N:利常は天皇の義兄であり、親王の義父でしたものね。

私:では「古九谷」の祖(1期「古九谷」)を鷹峰とするその二つの根拠を示そう。一つは青木木米を京都から招聘していること。なぜ京都からなのか? もう一つは「再興九谷の雄」吉田屋が「古九谷」に挑むも……。なぜ吉田屋は「古九谷」を再興できなかったのか? それを語ることで鷹峰が「古九谷」の祖だと証明しよう。

N:なぜ京都から名工招請する必要があったのですか?

私:「古九谷」を再興するときに、加賀藩は陶工を2人招聘する。
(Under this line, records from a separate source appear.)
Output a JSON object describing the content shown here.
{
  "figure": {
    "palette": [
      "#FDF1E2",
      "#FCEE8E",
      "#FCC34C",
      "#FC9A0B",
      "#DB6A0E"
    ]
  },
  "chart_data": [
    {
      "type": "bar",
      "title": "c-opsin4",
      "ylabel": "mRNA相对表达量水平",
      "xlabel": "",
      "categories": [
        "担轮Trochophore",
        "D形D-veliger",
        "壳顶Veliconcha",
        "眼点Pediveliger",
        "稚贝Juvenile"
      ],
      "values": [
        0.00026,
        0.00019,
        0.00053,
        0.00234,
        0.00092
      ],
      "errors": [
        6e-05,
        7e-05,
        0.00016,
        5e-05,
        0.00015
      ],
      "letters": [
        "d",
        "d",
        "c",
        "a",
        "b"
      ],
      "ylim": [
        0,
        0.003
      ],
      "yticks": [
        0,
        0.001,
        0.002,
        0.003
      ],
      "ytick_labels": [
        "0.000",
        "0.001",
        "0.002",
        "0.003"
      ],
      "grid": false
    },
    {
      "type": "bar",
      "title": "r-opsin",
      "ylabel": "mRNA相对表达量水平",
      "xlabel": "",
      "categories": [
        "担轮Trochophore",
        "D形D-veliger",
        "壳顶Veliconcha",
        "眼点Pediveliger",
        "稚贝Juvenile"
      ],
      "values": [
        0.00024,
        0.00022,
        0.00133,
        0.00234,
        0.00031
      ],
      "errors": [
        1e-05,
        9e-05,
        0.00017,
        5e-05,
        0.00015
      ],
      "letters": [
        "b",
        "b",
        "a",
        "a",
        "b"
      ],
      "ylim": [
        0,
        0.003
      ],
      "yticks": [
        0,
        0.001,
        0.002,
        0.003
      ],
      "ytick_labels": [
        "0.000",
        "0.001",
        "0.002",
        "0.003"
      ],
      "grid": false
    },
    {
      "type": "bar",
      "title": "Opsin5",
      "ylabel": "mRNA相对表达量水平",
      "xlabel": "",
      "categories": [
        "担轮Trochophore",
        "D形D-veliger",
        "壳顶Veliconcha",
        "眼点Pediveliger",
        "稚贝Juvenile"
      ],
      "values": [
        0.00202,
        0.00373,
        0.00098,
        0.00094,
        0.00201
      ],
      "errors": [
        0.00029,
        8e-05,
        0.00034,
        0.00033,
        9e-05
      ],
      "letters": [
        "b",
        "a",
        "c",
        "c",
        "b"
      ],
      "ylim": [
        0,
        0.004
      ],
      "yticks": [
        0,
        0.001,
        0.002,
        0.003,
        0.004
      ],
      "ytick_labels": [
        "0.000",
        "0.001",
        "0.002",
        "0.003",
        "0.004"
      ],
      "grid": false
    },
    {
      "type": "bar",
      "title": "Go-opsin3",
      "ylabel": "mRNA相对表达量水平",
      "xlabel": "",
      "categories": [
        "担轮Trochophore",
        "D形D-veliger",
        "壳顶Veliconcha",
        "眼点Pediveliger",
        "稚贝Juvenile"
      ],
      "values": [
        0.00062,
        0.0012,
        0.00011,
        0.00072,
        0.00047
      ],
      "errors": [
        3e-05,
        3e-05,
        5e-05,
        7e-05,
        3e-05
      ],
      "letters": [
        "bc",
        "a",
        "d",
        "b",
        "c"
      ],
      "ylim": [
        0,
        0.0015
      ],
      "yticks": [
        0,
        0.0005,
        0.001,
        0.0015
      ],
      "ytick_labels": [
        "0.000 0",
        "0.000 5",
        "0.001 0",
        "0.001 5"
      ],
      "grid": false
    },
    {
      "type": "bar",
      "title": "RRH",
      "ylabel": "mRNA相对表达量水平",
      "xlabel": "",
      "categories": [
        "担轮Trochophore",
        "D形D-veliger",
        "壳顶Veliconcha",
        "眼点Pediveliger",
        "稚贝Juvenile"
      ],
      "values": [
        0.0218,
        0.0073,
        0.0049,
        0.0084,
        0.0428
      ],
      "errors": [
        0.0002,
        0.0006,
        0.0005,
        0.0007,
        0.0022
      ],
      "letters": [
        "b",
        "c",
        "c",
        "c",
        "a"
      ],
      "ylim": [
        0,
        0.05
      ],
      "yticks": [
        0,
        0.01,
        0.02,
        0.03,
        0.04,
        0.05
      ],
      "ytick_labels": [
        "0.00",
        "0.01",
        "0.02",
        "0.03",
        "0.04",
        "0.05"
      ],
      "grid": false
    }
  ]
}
1人は青木木米。絵師で京焼の当代切っての名工だ。もう1人は本多貞吉。肥前島原藩出身で木米の弟子だ。

N:いつごろのことですか?

私:1807年、古九谷廃窯から100~150年後のこと。人

N:「古九谷」の技術はもうなくなっていたのですか?

私:そうだね。木米招聘は「絵付(の技術)は京にあり」と雄弁に物語っていないか? しかし、光悦(鷹峰)は前田の知行を食む。彼らは加賀藩士の家系だ。彼らが「古九谷」をつくるのは、きわめて当たり前のことだ。